Which of the following passages is most likely an example of free indirect discourse?
AShe said, 'I cannot endure another moment of this tedious party.'
BShe told him that she could not endure another moment of the party.
CShe could not endure another moment of this. The party was absolutely insufferable, and everyone in it a perfect bore.
DThe narrator observes that the character experienced the party as unpleasant and wished to leave.
Option C uses third-person grammar and past tense (no first person, no quotation marks, no attribution) but adopts the character's emotional register and vocabulary ('absolutely insufferable,' 'perfect bore') — the hallmarks of FID. Option A is direct speech (verbatim with attribution). Option B is indirect speech (paraphrase with attribution). Option D is pure narrator report — formally distanced and observational, with no trace of the character's voice bleeding through.
Question 2 Multiple Choice
A narrator uses free indirect discourse to report: 'He had, of course, made entirely the right decision. No reasonable person could have done otherwise.' Everything preceding this passage has shown the decision to be disastrous. What effect does this create?
ANarrative inconsistency — the author has accidentally let the character's self-delusion contradict the plot
BDramatic irony: the gap between the character's confident self-assessment voiced in FID and what the reader knows from the surrounding narrative creates a quietly devastating indictment
CInterior monologue confirming that the character is a reliable narrator for this section
DAuthorial endorsement of the character's judgment, since the narrator is giving it voice
FID enables irony precisely because it voices a character's perspective without endorsing it. The reader knows the decision was wrong; the character's confident self-assessment, filtered through the narrator's grammar, highlights the gap between self-perception and reality. Option D is the key misconception: narrator's voice ≠ authorial endorsement in FID. The narrator can voice a character's thought while remaining detached from or contemptuous of it — that double layer is what makes Austen's irony so precisely calibrated.
Question 3 True / False
Free indirect discourse requires explicit attribution markers such as 'she thought' or 'he reflected' to signal the shift from the narrator's voice into the character's consciousness.
TTrue
FFalse
Answer: False
The defining feature of free indirect discourse is the absence of attribution markers. 'She thought, "This is a disaster"' is direct speech; 'She thought that it was a disaster' is indirect speech; 'This was a disaster' — same semantic content, no attribution, third-person grammar — is FID. The removal of attribution is not a stylistic accident but the mechanism that creates the voice-blending effect. Attribution would resolve the ambiguity about whose perspective is being rendered; FID deliberately refuses that resolution.
Question 4 True / False
The ambiguity in free indirect discourse about whether a judgment belongs to the narrator or the character is precisely what enables it to generate both psychological intimacy and ironic distance simultaneously.
TTrue
FFalse
Answer: True
This is the central value of FID as a literary technique. When narrator and character share a view, the voicing creates intimacy — the reader enters the character's perspective. When the narrator subtly disagrees, the same voicing creates irony — the reader must detect the gap between what the character believes and what the author implies. FID doesn't resolve this ambiguity; it exploits it, requiring the reader to do interpretive work to determine how much trust to extend to the voiced perspective.
Question 5 Short Answer
Explain the substitution test for identifying free indirect discourse and describe what it reveals about how FID differs from both direct and indirect speech.
Think about your answer, then reveal below.

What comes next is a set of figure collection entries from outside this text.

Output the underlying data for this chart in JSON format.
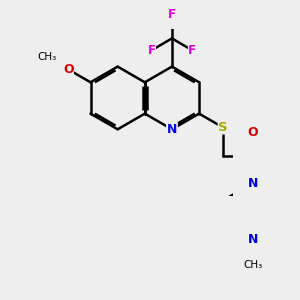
{
  "bg_color": "#eeeeee",
  "atom_colors": {
    "C": "#000000",
    "N": "#0000ee",
    "O": "#dd0000",
    "S": "#aaaa00",
    "F": "#dd00dd"
  },
  "bond_color": "#000000",
  "bond_width": 1.8,
  "figsize": [
    3.0,
    3.0
  ],
  "dpi": 100,
  "L": 0.32
}
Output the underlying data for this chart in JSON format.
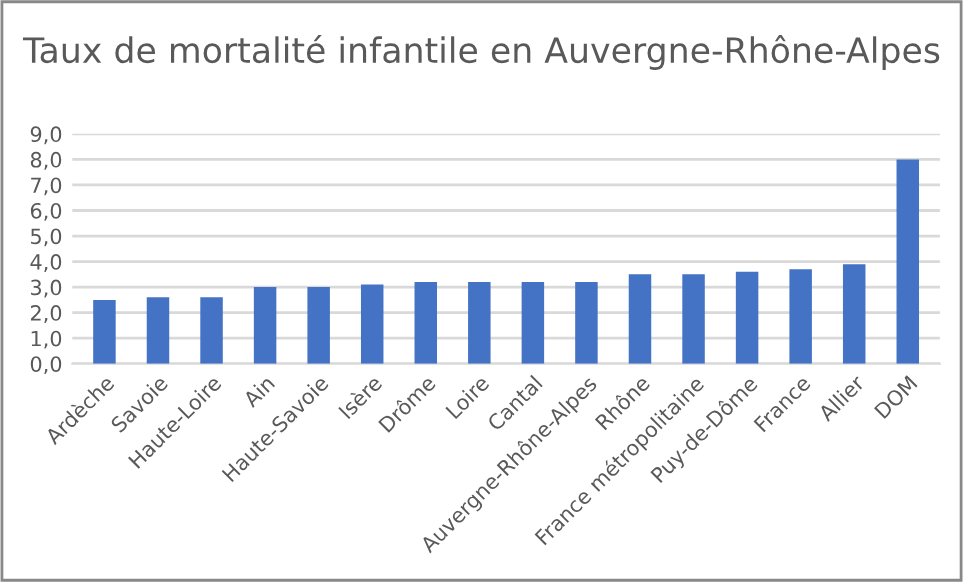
{
  "chart_data": {
    "type": "bar",
    "title": "Taux de mortalité infantile en Auvergne-Rhône-Alpes",
    "categories": [
      "Ardèche",
      "Savoie",
      "Haute-Loire",
      "Ain",
      "Haute-Savoie",
      "Isère",
      "Drôme",
      "Loire",
      "Cantal",
      "Auvergne-Rhône-Alpes",
      "Rhône",
      "France métropolitaine",
      "Puy-de-Dôme",
      "France",
      "Allier",
      "DOM"
    ],
    "values": [
      2.5,
      2.6,
      2.6,
      3.0,
      3.0,
      3.1,
      3.2,
      3.2,
      3.2,
      3.2,
      3.5,
      3.5,
      3.6,
      3.7,
      3.9,
      8.0
    ],
    "color": "#4472c4",
    "ylim": [
      0,
      9
    ],
    "yticks": [
      {
        "value": 0,
        "label": "0,0"
      },
      {
        "value": 1,
        "label": "1,0"
      },
      {
        "value": 2,
        "label": "2,0"
      },
      {
        "value": 3,
        "label": "3,0"
      },
      {
        "value": 4,
        "label": "4,0"
      },
      {
        "value": 5,
        "label": "5,0"
      },
      {
        "value": 6,
        "label": "6,0"
      },
      {
        "value": 7,
        "label": "7,0"
      },
      {
        "value": 8,
        "label": "8,0"
      },
      {
        "value": 9,
        "label": "9,0"
      }
    ],
    "grid": "y"
  }
}
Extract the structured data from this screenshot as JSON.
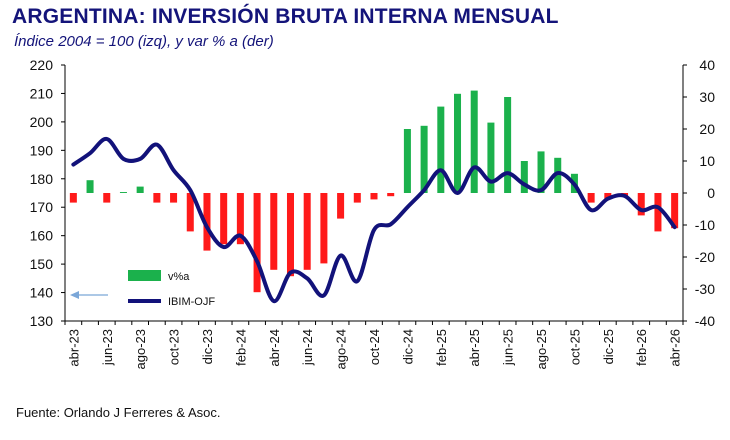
{
  "header": {
    "title": "ARGENTINA: INVERSIÓN BRUTA INTERNA MENSUAL",
    "subtitle": "Índice 2004 = 100 (izq), y var % a (der)"
  },
  "footer": {
    "source": "Fuente: Orlando J Ferreres & Asoc."
  },
  "colors": {
    "title": "#14147a",
    "line": "#12127a",
    "bar_positive": "#1bb14c",
    "bar_negative": "#ff1a1a",
    "arrow": "#7ba7d8"
  },
  "chart_data": {
    "type": "bar+line",
    "x": [
      "abr-23",
      "may-23",
      "jun-23",
      "jul-23",
      "ago-23",
      "sep-23",
      "oct-23",
      "nov-23",
      "dic-23",
      "ene-24",
      "feb-24",
      "mar-24",
      "abr-24",
      "may-24",
      "jun-24",
      "jul-24",
      "ago-24",
      "sep-24",
      "oct-24",
      "nov-24",
      "dic-24",
      "ene-25",
      "feb-25",
      "mar-25",
      "abr-25",
      "may-25",
      "jun-25",
      "jul-25",
      "ago-25",
      "sep-25",
      "oct-25",
      "nov-25",
      "dic-25",
      "ene-26",
      "feb-26",
      "mar-26",
      "abr-26"
    ],
    "x_tick_labels": [
      "abr-23",
      "jun-23",
      "ago-23",
      "oct-23",
      "dic-23",
      "feb-24",
      "abr-24",
      "jun-24",
      "ago-24",
      "oct-24",
      "dic-24",
      "feb-25",
      "abr-25",
      "jun-25",
      "ago-25",
      "oct-25",
      "dic-25",
      "feb-26",
      "abr-26"
    ],
    "y_left": {
      "min": 130,
      "max": 220,
      "ticks": [
        130,
        140,
        150,
        160,
        170,
        180,
        190,
        200,
        210,
        220
      ]
    },
    "y_right": {
      "min": -40,
      "max": 40,
      "ticks": [
        -40,
        -30,
        -20,
        -10,
        0,
        10,
        20,
        30,
        40
      ]
    },
    "series": [
      {
        "name": "v%a",
        "type": "bar",
        "axis": "right",
        "values": [
          -3,
          4,
          -3,
          0.3,
          2,
          -3,
          -3,
          -12,
          -18,
          -16,
          -16,
          -31,
          -24,
          -26,
          -24,
          -22,
          -8,
          -3,
          -2,
          -1,
          20,
          21,
          27,
          31,
          32,
          22,
          30,
          10,
          13,
          11,
          6,
          -3,
          -2,
          -1,
          -7,
          -12,
          -11
        ]
      },
      {
        "name": "IBIM-OJF",
        "type": "line",
        "axis": "left",
        "values": [
          185,
          189,
          194,
          187,
          187,
          192,
          183,
          176,
          163,
          156,
          160,
          151,
          137,
          147,
          145,
          139,
          153,
          144,
          162,
          164,
          170,
          176,
          183,
          175,
          184,
          179,
          182,
          178,
          176,
          182,
          178,
          169,
          173,
          174,
          169,
          170,
          163
        ]
      }
    ],
    "legend": [
      {
        "label": "v%a"
      },
      {
        "label": "IBIM-OJF"
      }
    ],
    "legend_position": "bottom-left",
    "annotation": "arrow pointing to left axis",
    "grid": false
  }
}
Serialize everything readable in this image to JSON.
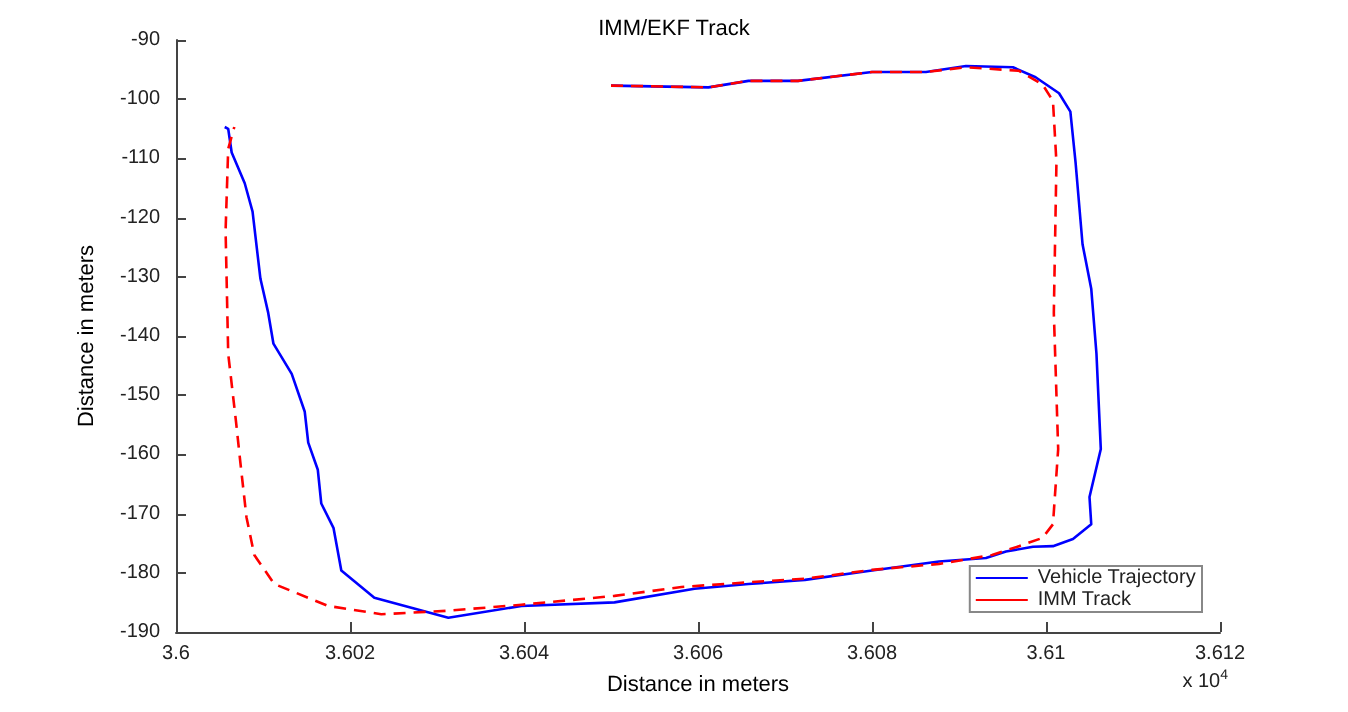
{
  "chart_data": {
    "type": "line",
    "title": "IMM/EKF Track",
    "xlabel": "Distance in meters",
    "ylabel": "Distance in meters",
    "annotations": [
      "x 10$^{4}$"
    ],
    "xlim": [
      3.6,
      3.612
    ],
    "xticks": [
      3.6,
      3.602,
      3.604,
      3.606,
      3.608,
      3.61,
      3.612
    ],
    "ylim": [
      -190,
      -90
    ],
    "yticks": [
      -190,
      -180,
      -170,
      -160,
      -150,
      -140,
      -130,
      -120,
      -110,
      -100,
      -90
    ],
    "grid": false,
    "legend": "bottom right",
    "marker": "none",
    "series": [
      {
        "name": "Vehicle Trajectory",
        "color": "#0000ff",
        "line_style": "solid",
        "x": [
          3.605,
          3.60612,
          3.60658,
          3.60715,
          3.608,
          3.60862,
          3.60908,
          3.60962,
          3.60988,
          3.61015,
          3.61028,
          3.61034,
          3.61042,
          3.61052,
          3.61058,
          3.61063,
          3.6105,
          3.61052,
          3.61031,
          3.61008,
          3.60985,
          3.60954,
          3.60931,
          3.60877,
          3.608,
          3.60723,
          3.60658,
          3.60596,
          3.60504,
          3.60397,
          3.60313,
          3.60228,
          3.6019,
          3.60181,
          3.60167,
          3.60163,
          3.60152,
          3.60148,
          3.60133,
          3.60112,
          3.60106,
          3.60097,
          3.60088,
          3.60079,
          3.60064,
          3.6006,
          3.60056
        ],
        "values": [
          -97.7,
          -98,
          -96.9,
          -96.9,
          -95.4,
          -95.4,
          -94.4,
          -94.6,
          -96.3,
          -99,
          -102.1,
          -110.7,
          -124.5,
          -132,
          -143,
          -159.1,
          -167.2,
          -171.8,
          -174.3,
          -175.5,
          -175.6,
          -176.4,
          -177.5,
          -178.1,
          -179.6,
          -181.2,
          -181.9,
          -182.7,
          -185,
          -185.6,
          -187.6,
          -184.2,
          -179.6,
          -172.4,
          -168.3,
          -162.6,
          -158,
          -152.8,
          -146.4,
          -141.3,
          -136.1,
          -130.3,
          -119,
          -114.2,
          -109,
          -105,
          -104.7
        ]
      },
      {
        "name": "IMM Track",
        "color": "#ff0000",
        "line_style": "dashed",
        "x": [
          3.605,
          3.60612,
          3.60658,
          3.60715,
          3.608,
          3.60862,
          3.60908,
          3.60969,
          3.60996,
          3.61008,
          3.61012,
          3.61009,
          3.61014,
          3.61008,
          3.60996,
          3.60969,
          3.60938,
          3.60877,
          3.608,
          3.60723,
          3.60658,
          3.60581,
          3.60504,
          3.60397,
          3.60313,
          3.60236,
          3.60175,
          3.60113,
          3.6009,
          3.60081,
          3.60074,
          3.60069,
          3.6006,
          3.60057,
          3.6006,
          3.60067
        ],
        "values": [
          -97.7,
          -98,
          -96.9,
          -96.9,
          -95.4,
          -95.4,
          -94.6,
          -95.2,
          -97.5,
          -100.3,
          -110.7,
          -136.1,
          -159.1,
          -171.8,
          -174.1,
          -175.5,
          -177,
          -178.5,
          -179.5,
          -181,
          -181.6,
          -182.4,
          -183.9,
          -185.4,
          -186.4,
          -187,
          -185.6,
          -181.9,
          -177,
          -170.6,
          -161.4,
          -154.5,
          -143,
          -122.2,
          -108.4,
          -104.7
        ]
      }
    ]
  }
}
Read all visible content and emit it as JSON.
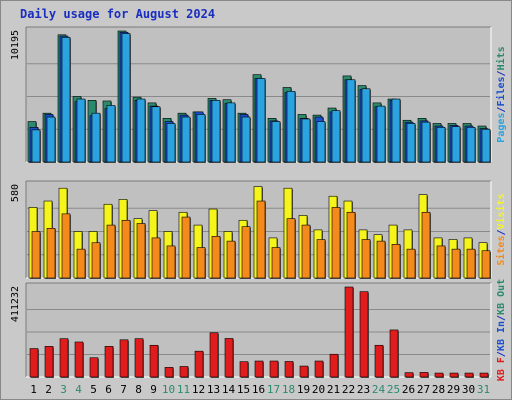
{
  "title": "Daily usage for August 2024",
  "colors": {
    "pages": "#2aa3e0",
    "files": "#1a4fd0",
    "hits": "#2b8a6e",
    "visits": "#f5f51c",
    "sites": "#f58a1c",
    "kb_in": "#1a4fd0",
    "kb_out": "#2b8a6e",
    "kb_f": "#e01c1c",
    "panel_bg": "#c0c0c0",
    "title": "#1a2ec0"
  },
  "chart_data": [
    {
      "type": "bar",
      "categories": [
        "1",
        "2",
        "3",
        "4",
        "5",
        "6",
        "7",
        "8",
        "9",
        "10",
        "11",
        "12",
        "13",
        "14",
        "15",
        "16",
        "17",
        "18",
        "19",
        "20",
        "21",
        "22",
        "23",
        "24",
        "25",
        "26",
        "27",
        "28",
        "29",
        "30",
        "31"
      ],
      "weekend_days": [
        "3",
        "4",
        "10",
        "11",
        "17",
        "18",
        "24",
        "25",
        "31"
      ],
      "ylim": [
        0,
        10195
      ],
      "y_tick_label": "10195",
      "right_axis_labels": [
        "Pages",
        "/",
        "Files",
        "/",
        "Hits"
      ],
      "series": [
        {
          "name": "Hits",
          "values": [
            3150,
            3800,
            9900,
            5100,
            4800,
            4750,
            10195,
            5050,
            4600,
            3400,
            3800,
            3900,
            4950,
            4850,
            3800,
            6800,
            3400,
            5800,
            3700,
            3650,
            4200,
            6700,
            5950,
            4600,
            4900,
            3250,
            3400,
            3000,
            3000,
            3000,
            2800
          ]
        },
        {
          "name": "Files",
          "values": [
            2700,
            3700,
            9800,
            4700,
            3600,
            4150,
            10100,
            4800,
            4350,
            3150,
            3650,
            3900,
            4800,
            4550,
            3700,
            6500,
            3200,
            5400,
            3400,
            3500,
            3900,
            6400,
            5650,
            4300,
            4800,
            3100,
            3200,
            2800,
            2850,
            2800,
            2600
          ]
        },
        {
          "name": "Pages",
          "values": [
            2500,
            3500,
            9700,
            4900,
            3800,
            4400,
            10000,
            4900,
            4300,
            3000,
            3500,
            3700,
            4800,
            4600,
            3500,
            6500,
            3150,
            5500,
            3350,
            3150,
            4000,
            6400,
            5700,
            4350,
            4900,
            3000,
            3100,
            2700,
            2750,
            2700,
            2550
          ]
        }
      ]
    },
    {
      "type": "bar",
      "categories": [
        "1",
        "2",
        "3",
        "4",
        "5",
        "6",
        "7",
        "8",
        "9",
        "10",
        "11",
        "12",
        "13",
        "14",
        "15",
        "16",
        "17",
        "18",
        "19",
        "20",
        "21",
        "22",
        "23",
        "24",
        "25",
        "26",
        "27",
        "28",
        "29",
        "30",
        "31"
      ],
      "ylim": [
        0,
        580
      ],
      "y_tick_label": "580",
      "right_axis_labels": [
        "Sites",
        "/",
        "Visits"
      ],
      "series": [
        {
          "name": "Visits",
          "values": [
            440,
            480,
            560,
            290,
            290,
            460,
            490,
            370,
            420,
            290,
            410,
            330,
            430,
            290,
            360,
            570,
            250,
            560,
            390,
            300,
            510,
            480,
            300,
            270,
            330,
            300,
            520,
            250,
            240,
            250,
            220
          ]
        },
        {
          "name": "Sites",
          "values": [
            290,
            310,
            400,
            180,
            220,
            330,
            360,
            340,
            250,
            200,
            380,
            190,
            260,
            230,
            320,
            480,
            190,
            370,
            330,
            240,
            440,
            410,
            240,
            230,
            210,
            180,
            410,
            200,
            180,
            180,
            170
          ]
        }
      ]
    },
    {
      "type": "bar",
      "categories": [
        "1",
        "2",
        "3",
        "4",
        "5",
        "6",
        "7",
        "8",
        "9",
        "10",
        "11",
        "12",
        "13",
        "14",
        "15",
        "16",
        "17",
        "18",
        "19",
        "20",
        "21",
        "22",
        "23",
        "24",
        "25",
        "26",
        "27",
        "28",
        "29",
        "30",
        "31"
      ],
      "ylim": [
        0,
        411232
      ],
      "y_tick_label": "411232",
      "right_axis_labels": [
        "KB F",
        "/",
        "KB In",
        "/",
        "KB Out"
      ],
      "series": [
        {
          "name": "KB F",
          "values": [
            130000,
            140000,
            175000,
            160000,
            88000,
            140000,
            170000,
            175000,
            145000,
            44000,
            48000,
            118000,
            202000,
            176000,
            70000,
            73000,
            73000,
            71000,
            50000,
            73000,
            104000,
            411232,
            390000,
            145000,
            215000,
            20000,
            21000,
            18000,
            18000,
            18000,
            18000
          ]
        },
        {
          "name": "KB In",
          "values": [
            0,
            0,
            0,
            0,
            0,
            0,
            0,
            0,
            0,
            0,
            0,
            0,
            0,
            0,
            0,
            0,
            0,
            0,
            0,
            0,
            0,
            0,
            0,
            0,
            0,
            0,
            0,
            0,
            0,
            0,
            0
          ]
        },
        {
          "name": "KB Out",
          "values": [
            0,
            0,
            0,
            0,
            0,
            0,
            0,
            0,
            0,
            0,
            0,
            0,
            0,
            0,
            0,
            0,
            0,
            0,
            0,
            0,
            0,
            0,
            0,
            0,
            0,
            0,
            0,
            0,
            0,
            0,
            0
          ]
        }
      ]
    }
  ]
}
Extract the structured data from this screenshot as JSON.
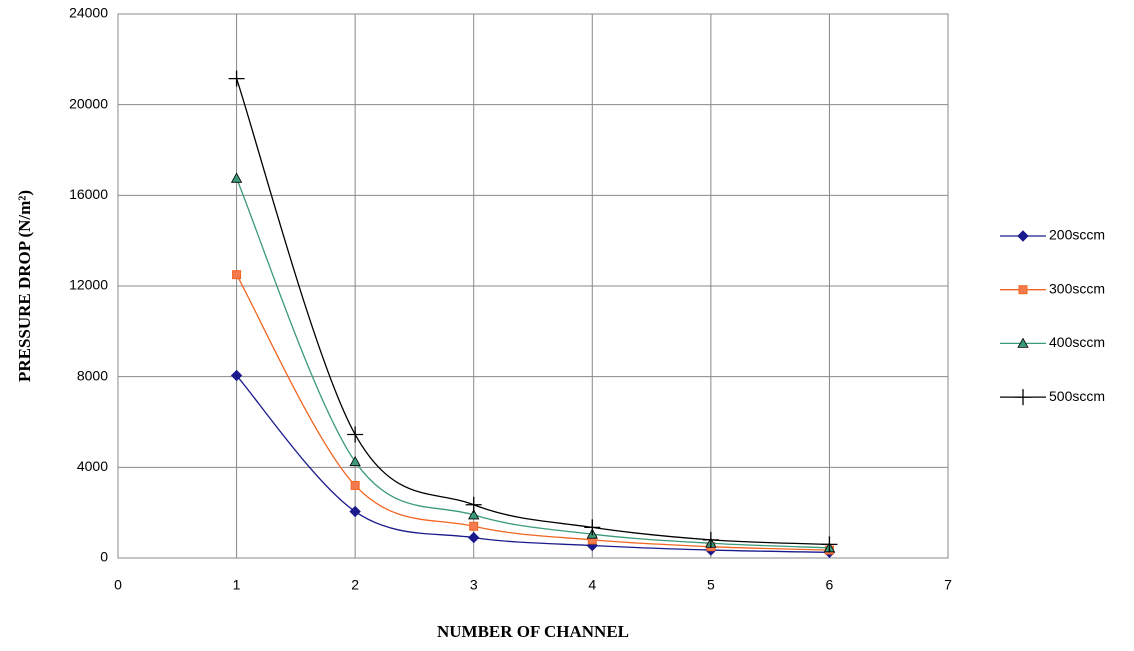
{
  "chart_data": {
    "type": "line",
    "x_label": "NUMBER OF CHANNEL",
    "y_label": "PRESSURE DROP (N/m²)",
    "x": [
      1,
      2,
      3,
      4,
      5,
      6
    ],
    "series": [
      {
        "name": "200sccm",
        "color": "#1a1a8c",
        "marker": "diamond",
        "values": [
          8050,
          2050,
          900,
          550,
          350,
          250
        ]
      },
      {
        "name": "300sccm",
        "color": "#f26522",
        "marker": "square",
        "values": [
          12500,
          3200,
          1400,
          800,
          500,
          350
        ]
      },
      {
        "name": "400sccm",
        "color": "#3a9a7a",
        "marker": "triangle",
        "values": [
          16750,
          4250,
          1900,
          1050,
          650,
          450
        ]
      },
      {
        "name": "500sccm",
        "color": "#000000",
        "marker": "plus",
        "values": [
          21150,
          5450,
          2350,
          1350,
          800,
          600
        ]
      }
    ],
    "xlim": [
      0,
      7
    ],
    "xticks": [
      0,
      1,
      2,
      3,
      4,
      5,
      6,
      7
    ],
    "ylim": [
      0,
      24000
    ],
    "yticks": [
      0,
      4000,
      8000,
      12000,
      16000,
      20000,
      24000
    ],
    "grid": true,
    "legend": "right"
  }
}
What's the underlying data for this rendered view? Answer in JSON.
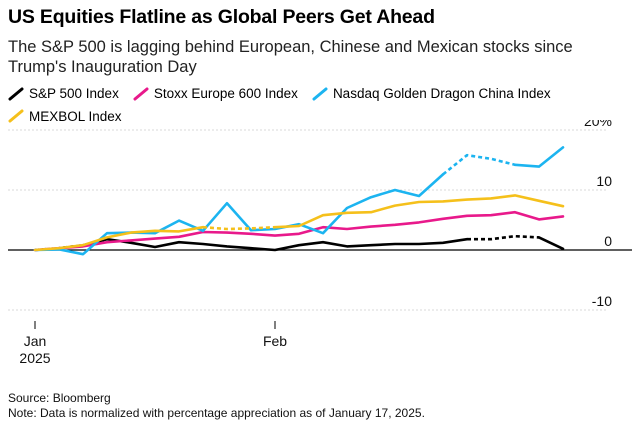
{
  "title": "US Equities Flatline as Global Peers Get Ahead",
  "subtitle": "The S&P 500 is lagging behind European, Chinese and Mexican stocks since Trump's Inauguration Day",
  "source": "Source: Bloomberg",
  "note": "Note: Data is normalized with percentage appreciation as of January 17, 2025.",
  "chart_data": {
    "type": "line",
    "title": "US Equities Flatline as Global Peers Get Ahead",
    "xlabel": "",
    "ylabel": "",
    "ylim": [
      -10,
      20
    ],
    "yticks": [
      {
        "value": 20,
        "label": "20%"
      },
      {
        "value": 10,
        "label": "10"
      },
      {
        "value": 0,
        "label": "0"
      },
      {
        "value": -10,
        "label": "-10"
      }
    ],
    "x_range": [
      0,
      22
    ],
    "xticks": [
      {
        "x": 0,
        "label": "Jan",
        "sublabel": "2025"
      },
      {
        "x": 10,
        "label": "Feb",
        "sublabel": ""
      }
    ],
    "x": [
      0,
      1,
      2,
      3,
      4,
      5,
      6,
      7,
      8,
      9,
      10,
      11,
      12,
      13,
      14,
      15,
      16,
      17,
      18,
      19,
      20,
      21,
      22
    ],
    "series": [
      {
        "name": "S&P 500 Index",
        "color": "#000000",
        "values": [
          0,
          0.3,
          0.8,
          1.8,
          1.2,
          0.5,
          1.3,
          1.0,
          0.6,
          0.3,
          0,
          0.8,
          1.3,
          0.6,
          0.8,
          1.0,
          1.0,
          1.2,
          1.8,
          1.8,
          2.3,
          2.1,
          0.2
        ],
        "dashed_segments": [
          [
            0,
            2
          ],
          [
            18,
            21
          ]
        ]
      },
      {
        "name": "Stoxx Europe 600 Index",
        "color": "#e8198b",
        "values": [
          0,
          0.3,
          0.6,
          1.3,
          1.6,
          1.9,
          2.2,
          3.0,
          2.9,
          2.7,
          2.4,
          2.7,
          3.8,
          3.5,
          3.9,
          4.2,
          4.6,
          5.2,
          5.7,
          5.8,
          6.3,
          5.1,
          5.6
        ],
        "dashed_segments": []
      },
      {
        "name": "Nasdaq Golden Dragon China Index",
        "color": "#1cb4f0",
        "values": [
          0,
          0.1,
          -0.7,
          2.8,
          2.9,
          2.8,
          4.9,
          3.2,
          7.8,
          3.3,
          3.5,
          4.3,
          2.8,
          7.0,
          8.8,
          10.0,
          9.0,
          12.6,
          15.8,
          15.2,
          14.2,
          13.9,
          17.1
        ],
        "dashed_segments": [
          [
            17,
            20
          ]
        ]
      },
      {
        "name": "MEXBOL Index",
        "color": "#f5c01b",
        "values": [
          0,
          0.3,
          0.8,
          2.1,
          2.9,
          3.2,
          3.1,
          3.8,
          3.5,
          3.6,
          3.8,
          4.0,
          5.8,
          6.2,
          6.3,
          7.4,
          8.0,
          8.1,
          8.4,
          8.6,
          9.1,
          8.2,
          7.3
        ],
        "dashed_segments": [
          [
            7,
            10
          ]
        ]
      }
    ]
  }
}
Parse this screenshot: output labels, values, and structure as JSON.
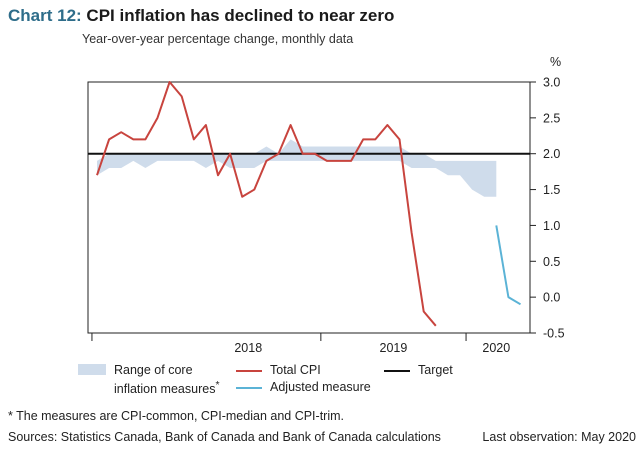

Model answer: The substitution test: take a passage and try to convert it to direct speech by inserting 'she thought' or 'he said to himself.' If the result reads naturally as interior monologue — if the vocabulary, syntax, and emotional intensity fit the character — the original is likely FID. The test reveals that FID occupies a hybrid position: it adopts the character's register and perspective (like direct speech) while retaining the narrator's third-person grammar and past tense (like indirect speech). Direct speech has quotation marks and attribution; indirect speech has attribution and grammatical shift; FID has neither — it blends both voices in the same sentence without flagging the blend.
The substitution test is diagnostic because FID sounds like the character when you add attribution. If a passage doesn't feel like character interiority after you add 'she thought,' it probably isn't FID — it's pure narrator description. The test captures the defining hybrid: character voice in narrator grammar, which is what makes FID both powerful as a technique and subtly ambiguous in practice.